The Student Loans Company (SLC) has released figures showing individual loan balances were £5,000 higher in 2024-25 than a year earlier, when the average in England was £48,270.

In comparison, students in Scotland – where undergraduate tuition remains free for local students – finished with just £17,000 in government loans. Those in Northern Ireland accrued £28,000 in debt and those from Wales £39,470.

Rising costs also mean more students are taking on paid work during term time. A survey published by the Higher Education Policy Institute found 68% of full-time students worked for an average of 13 hours each week, the highest rate in the decade the survey has been conducted.

The SLC reported that 62% of former students who are liable to repay their loans are in the UK tax system, with nearly 3 million (40%) making repayments averaging £1,100 in 2024-25.

The government’s total student loan book for England has hit £266bn, up from £64bn 10 years ago after the introduction of £9,000 annual tuition fees and loans. That figure will rise more quickly from next academic year after the government raised the tuition fee for domestic students from £9,250 to £9,535 from September.

The extra income is unlikely to solve higher education’s financial woes, as the government plans to reduce the number of international students and competition between universities for domestic students intensifies.
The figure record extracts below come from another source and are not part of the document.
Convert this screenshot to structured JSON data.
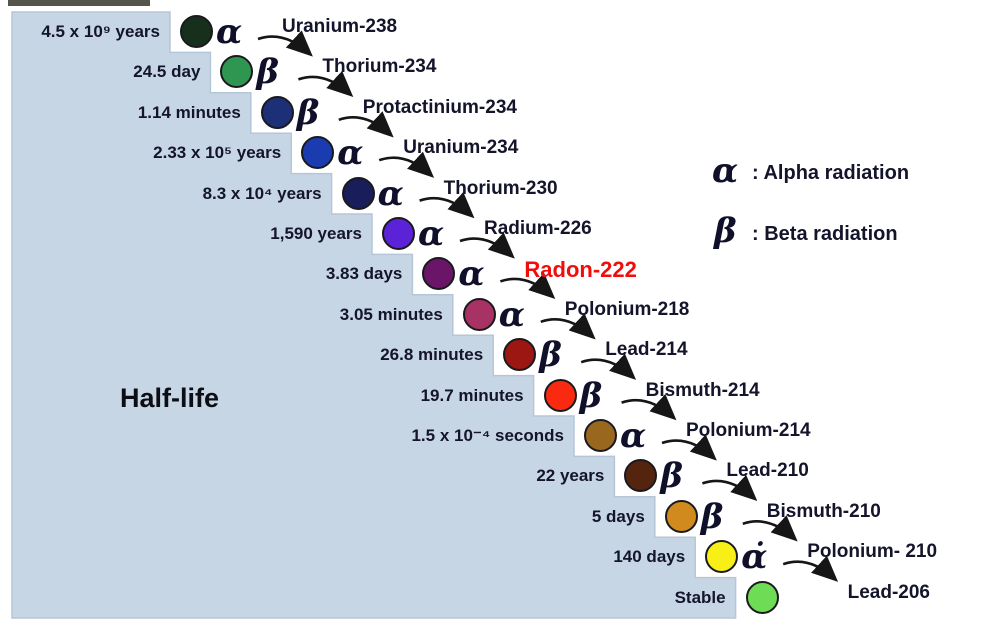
{
  "half_life_title": "Half-life",
  "legend": {
    "alpha_symbol": "α",
    "alpha_label": ": Alpha radiation",
    "beta_symbol": "β",
    "beta_label": ": Beta radiation"
  },
  "colors": {
    "stair_fill": "#c6d6e4",
    "stair_edge": "#b5c6d8",
    "arrow": "#161616",
    "text_dark": "#14142a",
    "highlight_red": "#f20d0d"
  },
  "chain": [
    {
      "half_life": "4.5 x 10⁹ years",
      "radiation": "α",
      "isotope": "Uranium-238",
      "circle_color": "#17301c",
      "highlight": false
    },
    {
      "half_life": "24.5 day",
      "radiation": "β",
      "isotope": "Thorium-234",
      "circle_color": "#2f9651",
      "highlight": false
    },
    {
      "half_life": "1.14 minutes",
      "radiation": "β",
      "isotope": "Protactinium-234",
      "circle_color": "#1d2f77",
      "highlight": false
    },
    {
      "half_life": "2.33 x 10⁵ years",
      "radiation": "α",
      "isotope": "Uranium-234",
      "circle_color": "#1a3cb0",
      "highlight": false
    },
    {
      "half_life": "8.3 x 10⁴ years",
      "radiation": "α",
      "isotope": "Thorium-230",
      "circle_color": "#191d5a",
      "highlight": false
    },
    {
      "half_life": "1,590 years",
      "radiation": "α",
      "isotope": "Radium-226",
      "circle_color": "#5a23d8",
      "highlight": false
    },
    {
      "half_life": "3.83 days",
      "radiation": "α",
      "isotope": "Radon-222",
      "circle_color": "#6a1568",
      "highlight": true
    },
    {
      "half_life": "3.05 minutes",
      "radiation": "α",
      "isotope": "Polonium-218",
      "circle_color": "#a83263",
      "highlight": false
    },
    {
      "half_life": "26.8 minutes",
      "radiation": "β",
      "isotope": "Lead-214",
      "circle_color": "#9c1711",
      "highlight": false
    },
    {
      "half_life": "19.7 minutes",
      "radiation": "β",
      "isotope": "Bismuth-214",
      "circle_color": "#fa2a10",
      "highlight": false
    },
    {
      "half_life": "1.5 x 10⁻⁴ seconds",
      "radiation": "α",
      "isotope": "Polonium-214",
      "circle_color": "#9a671e",
      "highlight": false
    },
    {
      "half_life": "22 years",
      "radiation": "β",
      "isotope": "Lead-210",
      "circle_color": "#55240f",
      "highlight": false
    },
    {
      "half_life": "5 days",
      "radiation": "β",
      "isotope": "Bismuth-210",
      "circle_color": "#d08a1e",
      "highlight": false
    },
    {
      "half_life": "140 days",
      "radiation": "α̇",
      "isotope": "Polonium- 210",
      "circle_color": "#f7ef16",
      "highlight": false
    },
    {
      "half_life": "Stable",
      "radiation": "",
      "isotope": "Lead-206",
      "circle_color": "#6edc55",
      "highlight": false
    }
  ]
}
Research by the National Centre for Entrepreneurship in Education found that a quarter of the sector’s leaders say their institution will need a “complete overhaul” to survive the crisis.

More than half of the leaders surveyed said financial stability was now their “top institutional priority”, while 28% said that international student recruitment was their most important activity.

A new report by the Tony Blair Institute found that as tuition fees from UK students have been eroded by inflation, falling by nearly a third in real terms since 2012, many universities now rely on international student fees to cross-subsidise courses for domestic students.

The institute warned that a group of universities are now vulnerable to changes to student visas that the UK government is considering as part of its immigration white paper, including a 6% levy on tuition fees, stricter compliance regulations and a reduction in the amount of time international students can spend working in the UK after completing their course.

Alexander Iosad, the institute’s director of government innovation policy, said universities with lower international rankings and former polytechnics had weaker finances and were most reliant on international students, putting them most at risk from any visa changes.

The report says: “As the government seeks to reform the immigration system, it is worth considering the interplay of these changes with the broader need to reform the higher education funding system so that it is put on a more sustainable basis.”